Back in late 2014, BioMarin ($BMRN) put up $680 million in cash for a risky gamble. It bought up Prosensa and its failed Duchenne drug drisapersen, betting that it could leverage its experience on rare drugs and take it on to a near-term regulatory approval.
On Tuesday evening, the biotech conceded a near-complete failure. After seeing the door slammed in its face at the FDA, European regulators at the CHMP sent a clear message that the same fate awaited BioMarin’s application across the Atlantic. BioMarin is now withdrawing its application, ending its work on drisapersen and three follow-on therapies: BMN 044, BMN 045 and BMN 053, now in Phase II studies.
But BioMarin vows to make a comeback, eventually.
“Our plan now is to invest in research of next generation oligonucleotides with the goal of making a safe and effective treatment available for boys with this devastating disorder,” said Jean-Jacques Bienaimé, BioMarin's chairman and chief executive officer. BioMarin has also been fighting to protect its patents on using antisense oligonucleotides for exon 51 skipping, winning an initial ruling last fall against Sarepta ($SRPT).
Prosensa's drug failed to beat a placebo in significantly improving boys' ability to complete a 6-minute walk test--the classic measure of success in this field.
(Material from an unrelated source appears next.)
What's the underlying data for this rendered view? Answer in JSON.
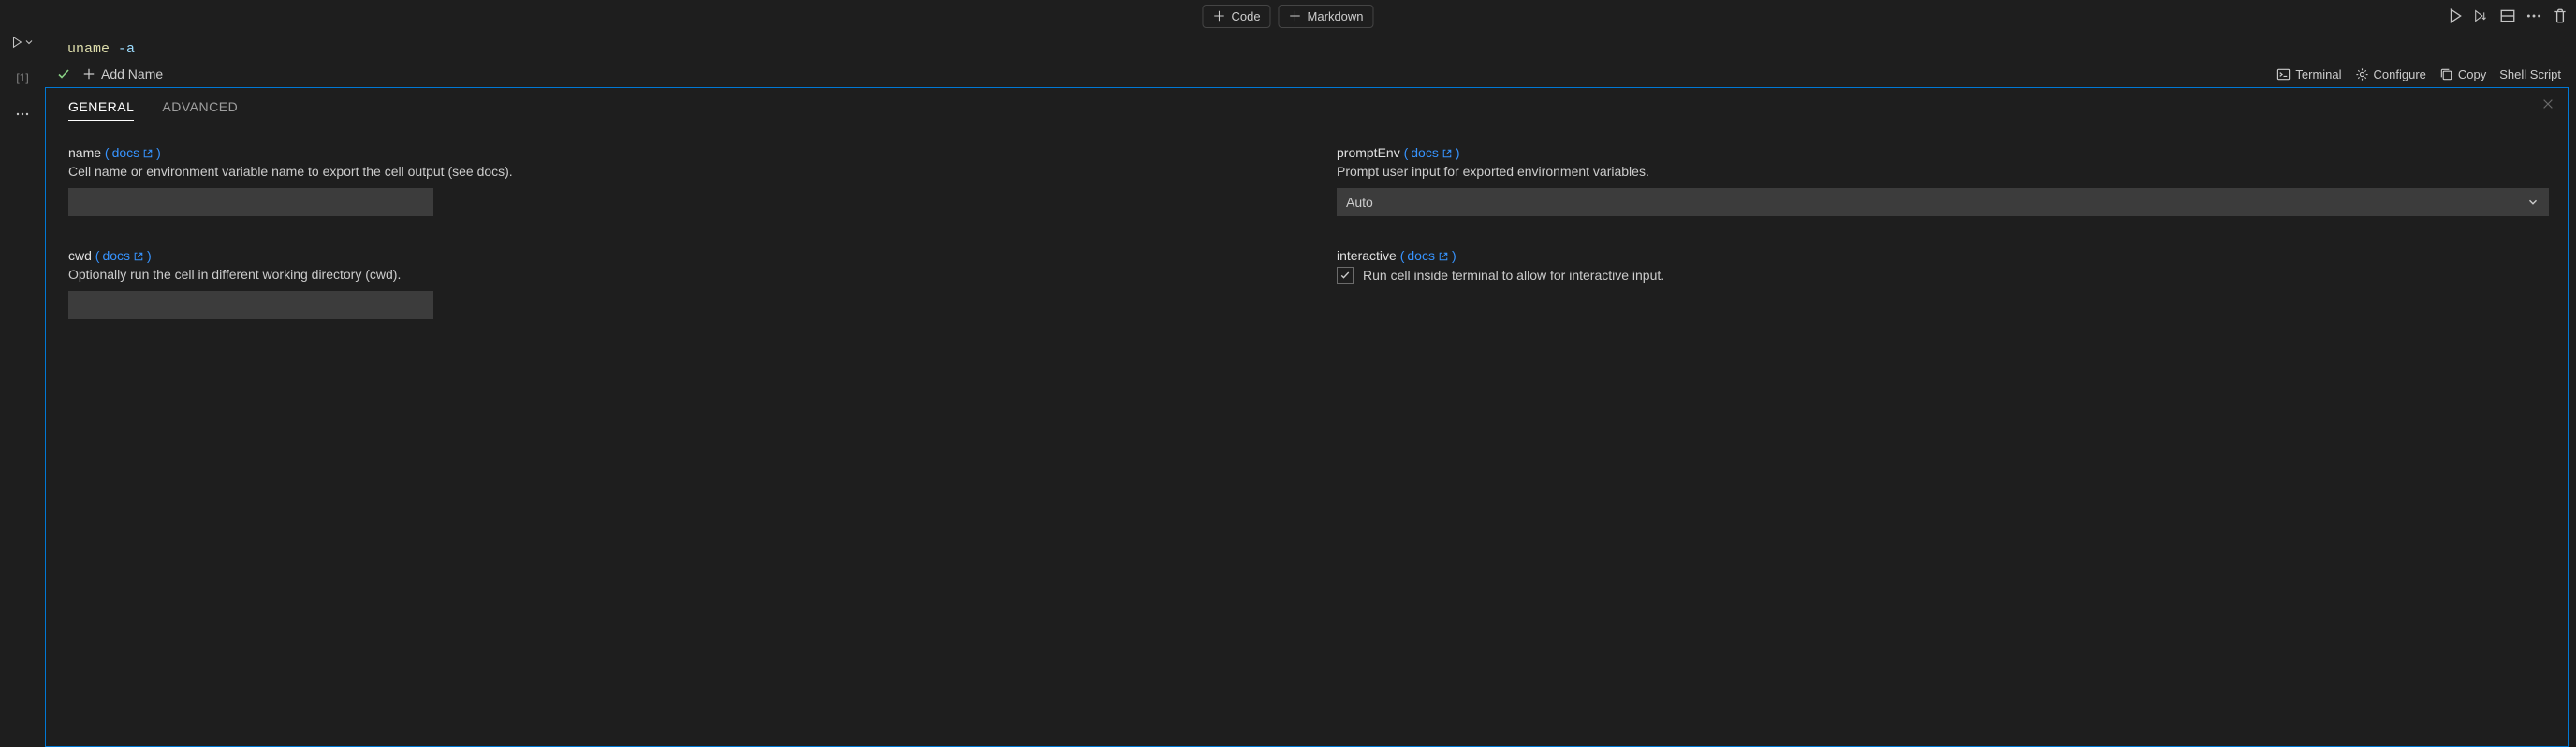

Soon after, GlaxoSmithKline ($GSK) walked out of its collaboration and washed its hands of the drug. But left to its own devices, the small biotech completed fresh analysis of extension study data that backed a theory that providing the drug earlier while extending treatment could delay disease progression.
That argument, though, was slapped down by outside and inside experts at the FDA, who failed to see any evidence of efficacy. The same experience awaited PTC Therapeutics ($PTCT), which saw its rival application spurned by an agency that refused to even accept it for review. Only Sarepta, which was subjected to a blistering internal review at the FDA, is still awaiting a final decision in the U.S. on the Duchenne drug eteplirsen following two delays, though a panel voted to reject. And PTC is waiting to see if European regulators will keep its drug on the market after failing its pivotal study.
Bienaimé indicated to me back in April that the final fate of drisapersen rested entirely on the Europeans’ attitude. An approval in Europe could have pointed the way forward, but a rejection raised questions of just how practical it was to carry on.
The biotech has experienced several setbacks recently, including a secondary endpoint miss for pegvaliase in March that raised a cloud of doubt about its prospects.